Chi-squared test

The Chi-squared test is a statistical test for goodness of fit to determine whether we can accept or reject the hypothesis that the data is from the specified distribution at the specified level of significance. This method is not a means of comparing distributions (which can be done with AICc, BIC, and AD), but instead allows us to accept or reject a hypothesis that data come from a distribution. Note that the result is sensitive to the bins. For this reason, it is recommended to leave bins as the default value.

The procedure for the test involves comparing the fitted CDF (from a hypothesised distribution) against the empirical CDF (from a cumulative histogram of the data). As with all histograms, the exact shape of the histogram depends on the bins.
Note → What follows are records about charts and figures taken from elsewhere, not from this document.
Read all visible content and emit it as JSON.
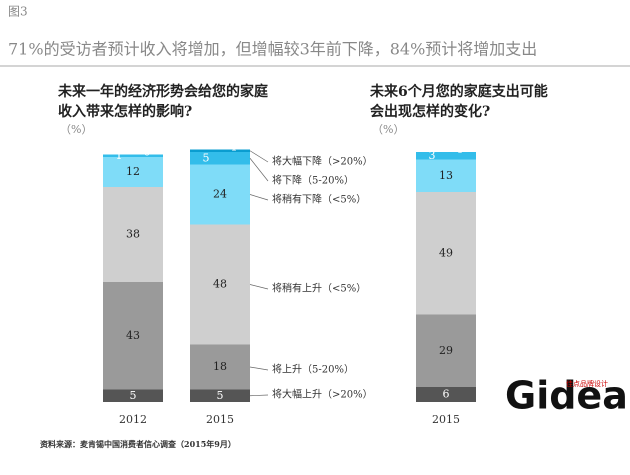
{
  "header": "图3",
  "headline": "71%的受访者预计收入将增加，但增幅较3年前下降，84%预计将增加支出",
  "source": "资料来源：麦肯锡中国消费者信心调查（2015年9月）",
  "logo": {
    "text": "Gidea",
    "tagline": "佳点品牌设计"
  },
  "chart_data": {
    "type": "stacked-bar",
    "panels": [
      {
        "title": [
          "未来一年的经济形势会给您的家庭",
          "收入带来怎样的影响?"
        ],
        "unit": "（%）"
      },
      {
        "title": [
          "未来6个月您的家庭支出可能",
          "会出现怎样的变化?"
        ],
        "unit": "（%）"
      }
    ],
    "categories": [
      "2012",
      "2015",
      "2015"
    ],
    "ylim": [
      0,
      100
    ],
    "series": [
      {
        "name": "将大幅上升（>20%）",
        "color": "#555555",
        "values": [
          5,
          5,
          6
        ]
      },
      {
        "name": "将上升（5-20%）",
        "color": "#9a9a9a",
        "values": [
          43,
          18,
          29
        ]
      },
      {
        "name": "将稍有上升（<5%）",
        "color": "#cfcfcf",
        "values": [
          38,
          48,
          49
        ]
      },
      {
        "name": "将稍有下降（<5%）",
        "color": "#7fdcf8",
        "values": [
          12,
          24,
          13
        ]
      },
      {
        "name": "将下降（5-20%）",
        "color": "#33bdea",
        "values": [
          1,
          5,
          3
        ]
      },
      {
        "name": "将大幅下降（>20%）",
        "color": "#0a9dd0",
        "values": [
          0,
          1,
          0
        ]
      }
    ]
  }
}
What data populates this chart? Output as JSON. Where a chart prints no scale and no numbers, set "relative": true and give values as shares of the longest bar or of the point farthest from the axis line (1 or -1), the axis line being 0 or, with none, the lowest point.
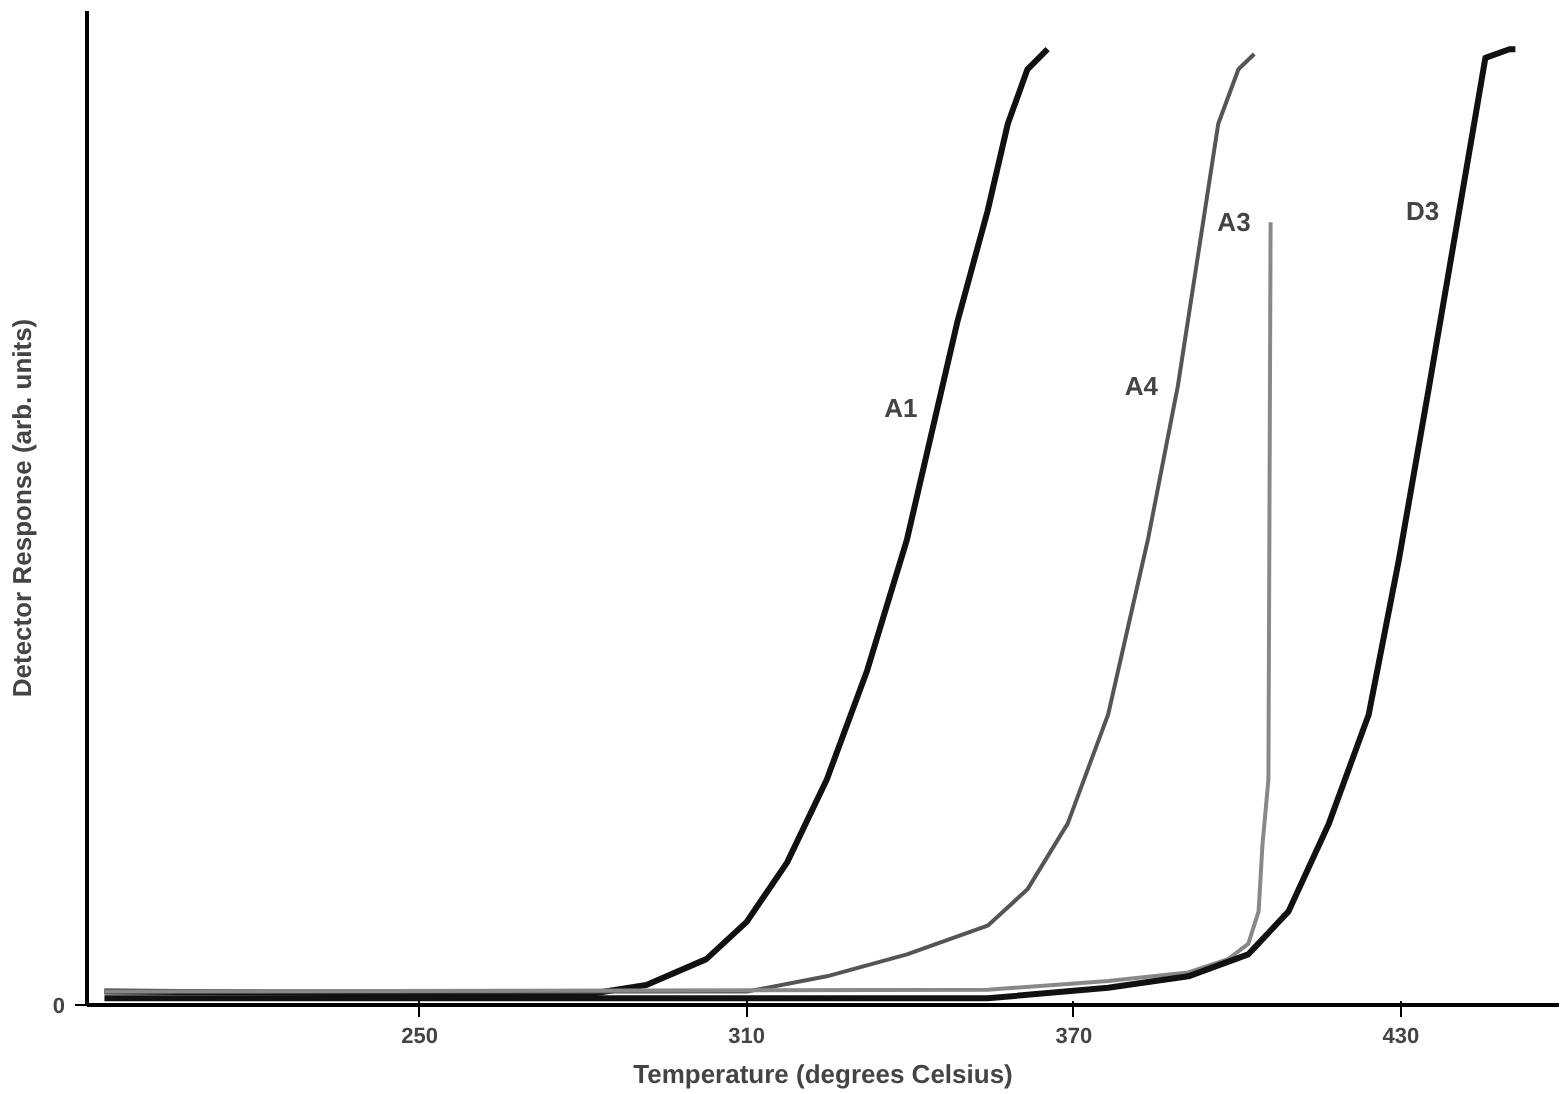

The difference between the fitted CDF and the empirical CDF is used to find the chi-squared statistic. The specified level of significance (analogous to confidence level), the number of parameters in the hypothesised distribution, and the number of data points is used to obtain the chi-squared critical value from the chi-squared distribution. By comparing the chi-squared statistic with the chi-squared critical value, we can determine whether the hypothesis (that the data are from the specified distribution) should be rejected or accepted. The acceptance criteria is when the the chi-squared statistic is below the critical value.

API Reference

For inputs and outputs see the API reference.

In the example below we import a dataset called mileage which contains 100 values that appear to be normally distributed. Using the function chi2test we can determine whether we should accept the hypothesis that the data are from a Normal distribution with parameters mu=30011 and sigma=10472. This example is based on Example 2.31 (page 63) of Reliability Engineering and Risk Analysis (listed in recommended resources).

from reliability.Datasets import mileage
from reliability.Distributions import Normal_Distribution
from reliability.Reliability_testing import chi2test
import numpy as np
import matplotlib.pyplot as plt

data = mileage().failures
dist = Normal_Distribution(mu=30011, sigma=10472)
bins = [0, 13417, 18104, 22791, 27478, 32165, 36852, 41539, 46226, np.inf] #it is not necessary to specify the bins and leaving them unspecified is usually best
chi2test(distribution=dist, data=data, bins=bins)
plt.show()

'''
Results from Chi-squared test:
Chi-squared statistic: 3.1294947845652
Chi-squared critical value: 12.591587243743977
At the 0.05 significance level, we can ACCEPT the hypothesis that the data comes from a Normal Distribution (μ=30011,σ=10472)
'''